L’allemand Siemens a annoncé le 4 février le rachat pour 1,1 milliard d’euros à l’espagnol Iberdrola de la participation de 8,1 % qu’il détient dans sa filiale d’éoliennes Siemens Gamesa, issue de la fusion en 2017 de l’espagnol Gamesa et de la division énergie éolienne de Siemens. Une fois l’opération bouclée, Siemens détiendra quelque 67 % de la Siemens Gamesa. Il n’entend pas lancer d’offre sur le reste du capital, a-t-il précisé dans un communiqué. « Siemens et Iberdrola ont reconnu depuis longtemps la nécessité d’une consolidation » dans le secteur des énergies renouvelables, et « ont fait un premier pas dans cette direction », explique Joe Kaeser, patron du groupe, cité dans ce même communiqué.

Le coût des renouvelables « poursuit sa baisse rapide »

L’Ademe a publié une mise à jour de son étude de 2017 sur les coûts des énergies renouvelables en France. Photovoltaïque, éolien terrestre et en mer, hydrolien, petite hydroélectricité, géothermie profonde de haute énergie, bois énergie, solaire thermique individuel, pompes à chaleur individuelles, biomasse collective, solaire thermique, géothermie, cogénération biogaz, injection de biogaz, l’étude détaille les principaux paramètres régissant les coûts de production de ces différentes énergies et l’évolution de ces coûts. Pour certaines filières, une comparaison internationale est réalisée pour les coûts actuels. Enfin, le stockage de l’électricité et les coûts de production des technologies solaires en zone non interconnectée (ZNI) sont également dans le scope de l’étude. « Globalement, l’étude constate que le coût des énergies renouvelables poursuit sa baisse rapide. Des filières comme le photovoltaïque, l’éolien terrestre, le bois énergie, atteignent aujourd’hui, pour une partie significative des installations, des coûts inférieurs à ceux des technologies conventionnelles », explique l’Ademe. « Dans ce contexte, les soutiens publics au MWh se réduisent significativement, mais leur rôle assurantiel reste important pour permettre l’accès à des financements à bas coût. » Chez les particuliers, le développement des solutions d’énergies renouvelables « nécessite le maintien des aides publiques.

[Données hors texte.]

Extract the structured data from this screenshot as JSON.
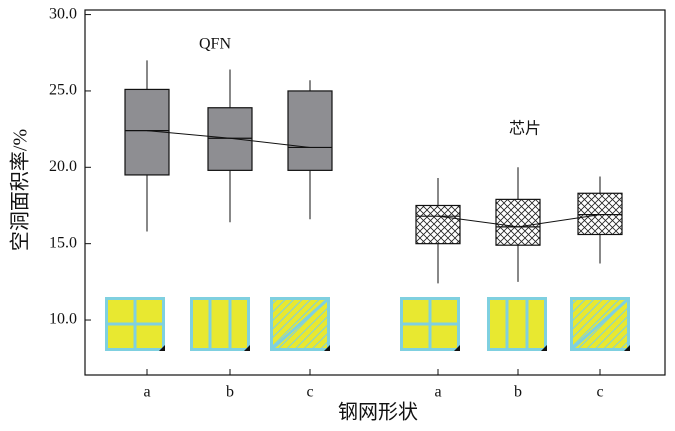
{
  "chart_data": {
    "type": "box",
    "y_label": "空洞面积率/%",
    "x_label": "钢网形状",
    "ylim": [
      6.4,
      30.3
    ],
    "yticks": [
      {
        "value": 10,
        "label": "10.0"
      },
      {
        "value": 15,
        "label": "15.0"
      },
      {
        "value": 20,
        "label": "20.0"
      },
      {
        "value": 25,
        "label": "25.0"
      },
      {
        "value": 30,
        "label": "30.0"
      }
    ],
    "groups": [
      {
        "name": "QFN",
        "color": "#8e8e92",
        "hatch": false,
        "categories": [
          "a",
          "b",
          "c"
        ],
        "boxes": [
          {
            "whislo": 15.8,
            "q1": 19.5,
            "med": 22.4,
            "q3": 25.1,
            "whishi": 27.0
          },
          {
            "whislo": 16.4,
            "q1": 19.8,
            "med": 21.9,
            "q3": 23.9,
            "whishi": 26.4
          },
          {
            "whislo": 16.6,
            "q1": 19.8,
            "med": 21.3,
            "q3": 25.0,
            "whishi": 25.7
          }
        ]
      },
      {
        "name": "芯片",
        "color": "#ffffff",
        "hatch": true,
        "categories": [
          "a",
          "b",
          "c"
        ],
        "boxes": [
          {
            "whislo": 12.4,
            "q1": 15.0,
            "med": 16.8,
            "q3": 17.5,
            "whishi": 19.3
          },
          {
            "whislo": 12.5,
            "q1": 14.9,
            "med": 16.1,
            "q3": 17.9,
            "whishi": 20.0
          },
          {
            "whislo": 13.7,
            "q1": 15.6,
            "med": 16.9,
            "q3": 18.3,
            "whishi": 19.4
          }
        ]
      }
    ]
  }
}
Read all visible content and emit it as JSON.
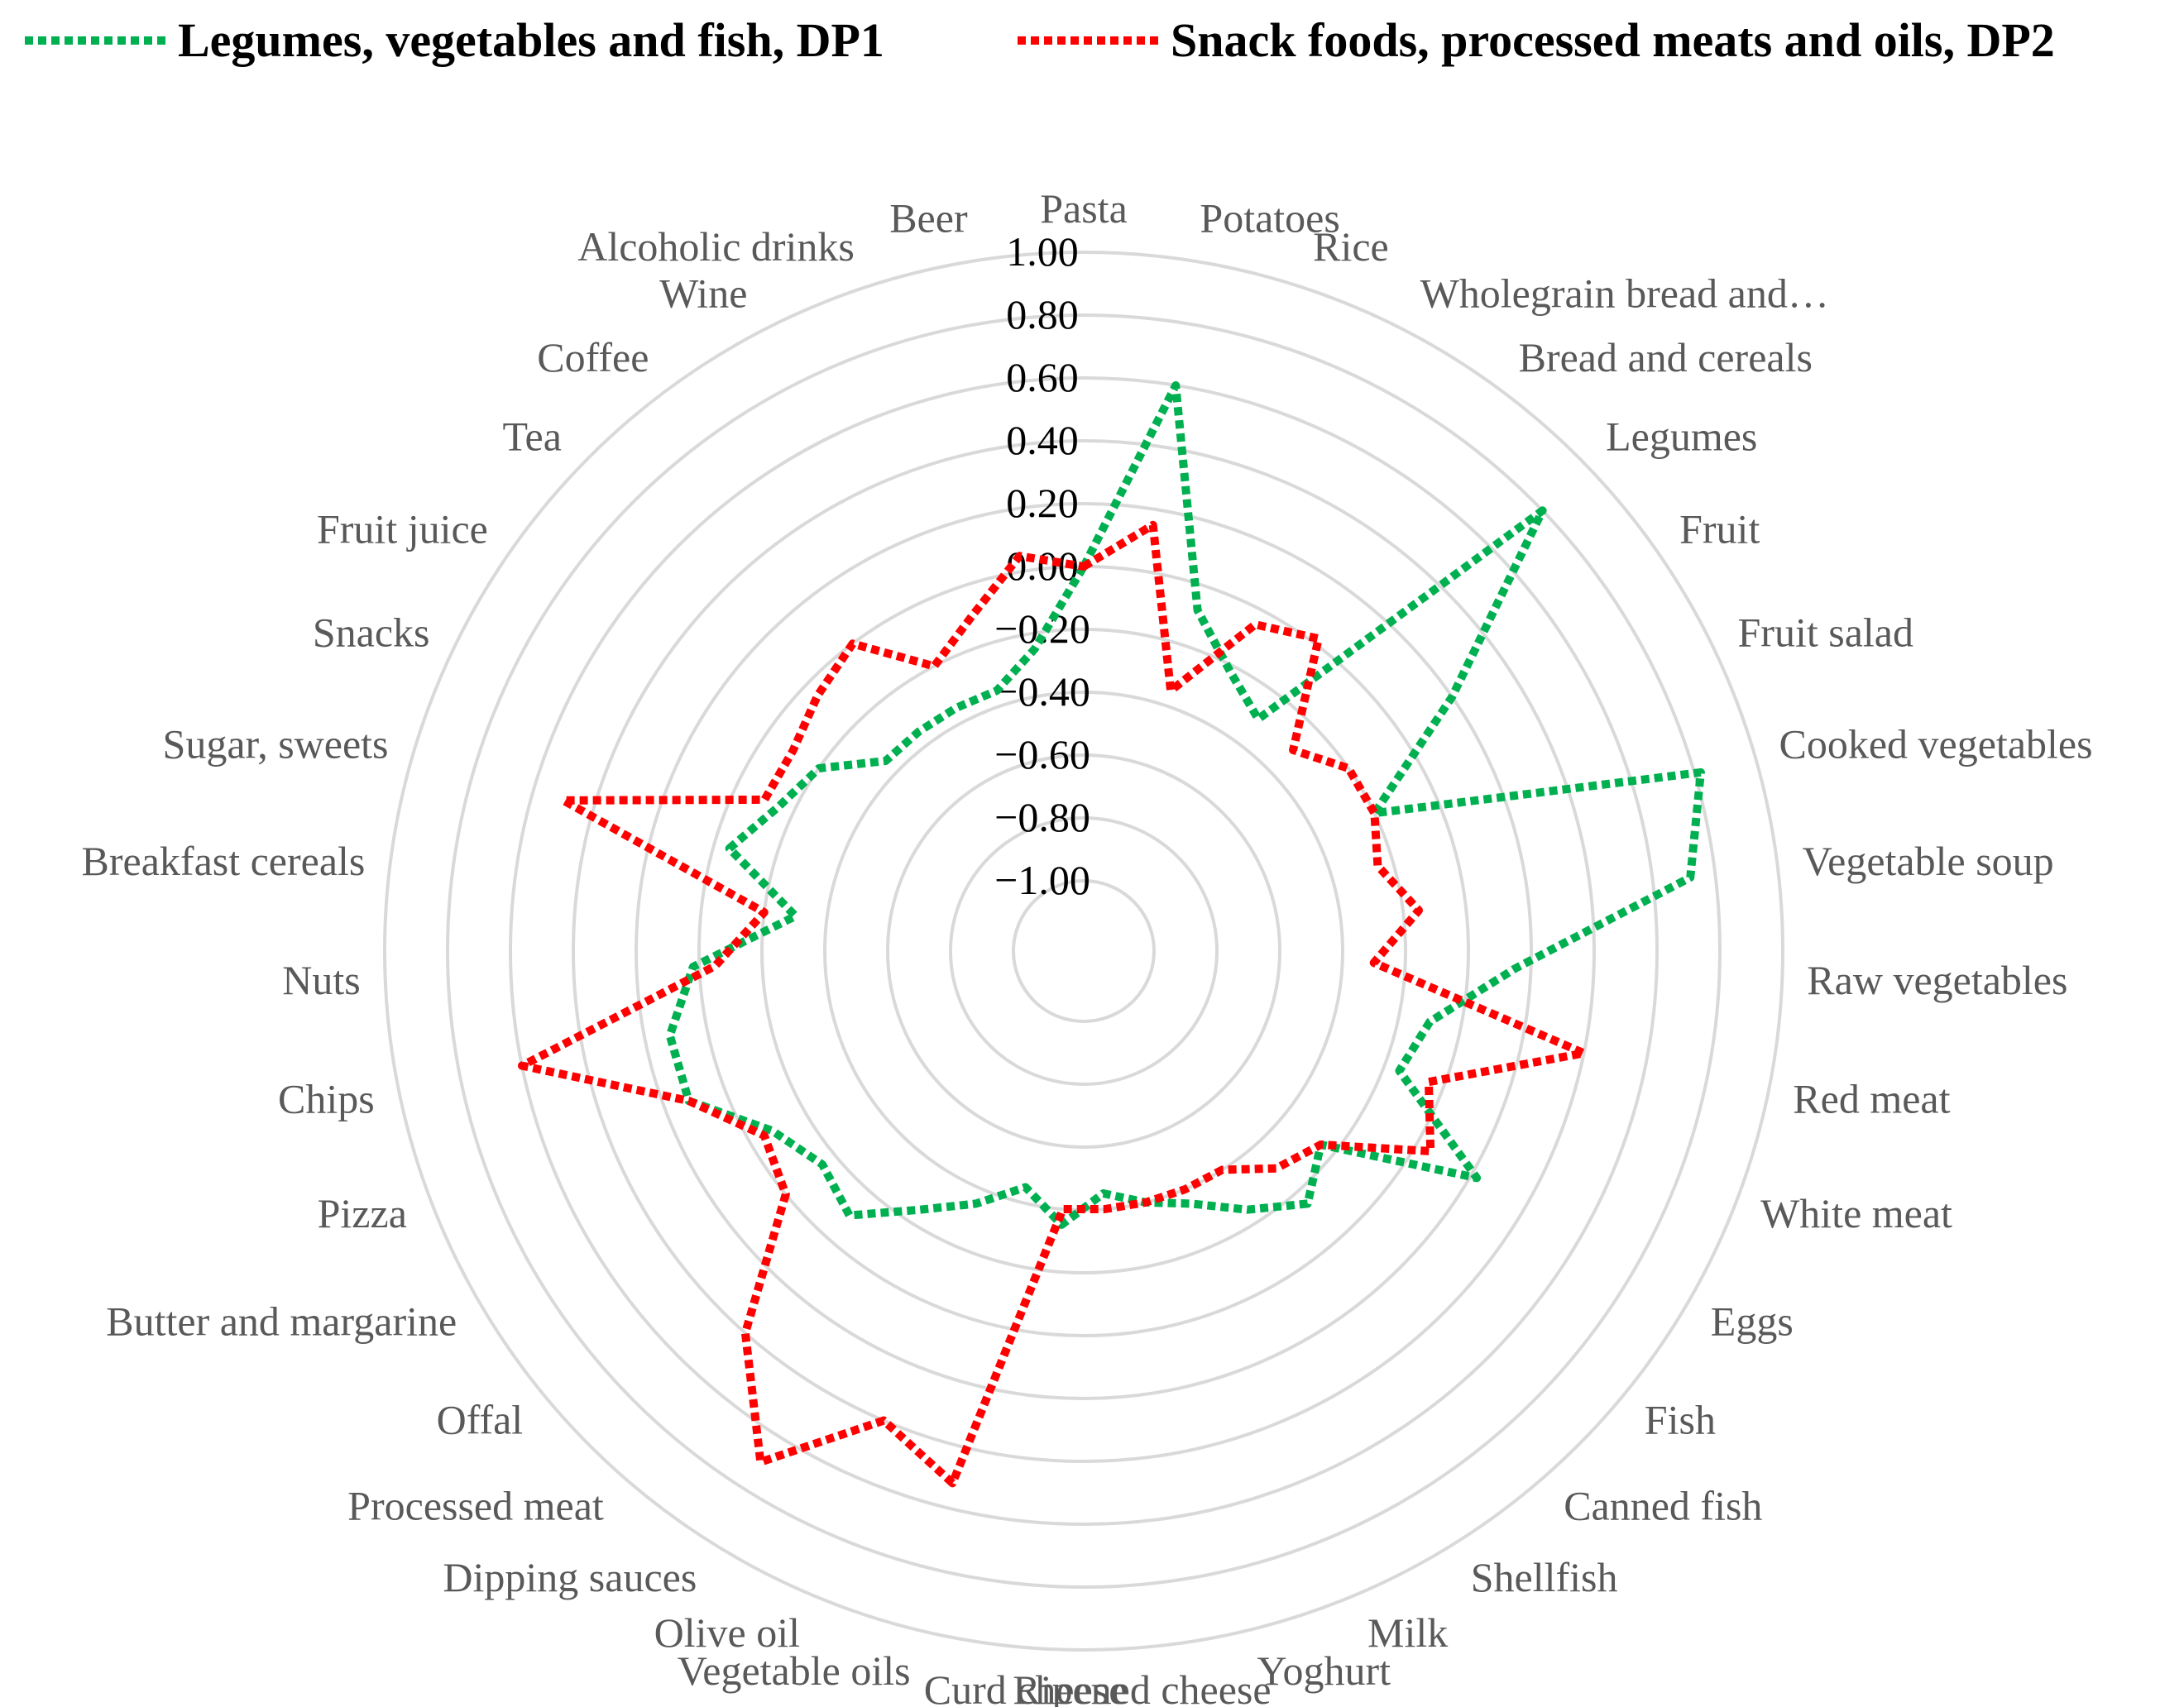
{
  "chart_data": {
    "type": "radar",
    "title": "",
    "legend_position": "top",
    "axis_range": [
      -1.0,
      1.0
    ],
    "tick_labels": [
      "−1.00",
      "−0.80",
      "−0.60",
      "−0.40",
      "−0.20",
      "0.00",
      "0.20",
      "0.40",
      "0.60",
      "0.80",
      "1.00"
    ],
    "categories": [
      "Pasta",
      "Potatoes",
      "Rice",
      "Wholegrain bread and…",
      "Bread and cereals",
      "Legumes",
      "Fruit",
      "Fruit salad",
      "Cooked vegetables",
      "Vegetable soup",
      "Raw vegetables",
      "Red meat",
      "White meat",
      "Eggs",
      "Fish",
      "Canned fish",
      "Shellfish",
      "Milk",
      "Yoghurt",
      "Ripened cheese",
      "Curd cheese",
      "Vegetable oils",
      "Olive oil",
      "Dipping sauces",
      "Processed meat",
      "Offal",
      "Butter and margarine",
      "Pizza",
      "Chips",
      "Nuts",
      "Breakfast cereals",
      "Sugar, sweets",
      "Snacks",
      "Fruit juice",
      "Tea",
      "Coffee",
      "Wine",
      "Alcoholic drinks",
      "Beer"
    ],
    "series": [
      {
        "name": "Legumes, vegetables and fish, DP1",
        "color": "#00b050",
        "values": [
          0.0,
          0.6,
          -0.08,
          -0.22,
          -0.3,
          0.8,
          0.2,
          -0.2,
          0.82,
          0.72,
          0.15,
          -0.1,
          -0.15,
          0.22,
          -0.25,
          -0.15,
          -0.25,
          -0.35,
          -0.4,
          -0.45,
          -0.35,
          -0.45,
          -0.35,
          -0.25,
          -0.1,
          -0.15,
          -0.08,
          0.12,
          0.12,
          0.02,
          -0.3,
          -0.05,
          -0.15,
          -0.2,
          -0.35,
          -0.35,
          -0.35,
          -0.35,
          -0.25
        ]
      },
      {
        "name": "Snack foods, processed meats and oils, DP2",
        "color": "#ff0000",
        "values": [
          0.0,
          0.15,
          -0.35,
          -0.05,
          0.02,
          -0.3,
          -0.2,
          -0.2,
          -0.25,
          -0.15,
          -0.3,
          0.4,
          -0.05,
          0.05,
          -0.25,
          -0.3,
          -0.4,
          -0.4,
          -0.4,
          -0.4,
          -0.4,
          0.52,
          0.4,
          0.7,
          0.4,
          0.0,
          -0.05,
          0.12,
          0.6,
          -0.05,
          -0.2,
          0.5,
          -0.1,
          -0.1,
          -0.05,
          0.0,
          -0.2,
          -0.1,
          0.05
        ]
      }
    ]
  }
}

En effet, même les solutions les plus effiicaces (bois énergie et géothermie), peinent à se développer à cause de barrières freinant le passage à l’action (le coût de l’investissement initial est particulièrement élevé) », relève l’étude.

3 appels à projets pour l’industrie

L’Ademe a annoncé le lancement de trois appels à projets à destination des entreprises pour soutenir la production de chaleur renouvelable, à partir de biomasse, d’énergie solaire ou de combustibles solides de récupération (CSR). Ces appels à projets s’inscrivent dans le cadre du Fonds chaleur et du Fonds économie circulaire. Les entreprises peuvent candidater à un ou plusieurs de ces appels à projets avant le 14 mai 2020. L’appel à projets « Biomasse Chaleur Industrie Agriculture et Tertiaire » permet aux entreprises d’être soutenues pour financer les installations de production de chaleur à partir de biomasse ayant une production annuelle supérieure à 12 000 MWh. L’appel à projets « Energie CSR » permet aux entreprises d’être soutenues pour le développement d’unités permettant la valorisation de combustibles solides de récupération (CSR). Enfin, L’appel à projets « Grandes surfaces solaire thermique » permet aux entreprises d’être soutenues pour financer les installations de production de chaleur moyenne température (< 110° C) à partir d’énergie solaire.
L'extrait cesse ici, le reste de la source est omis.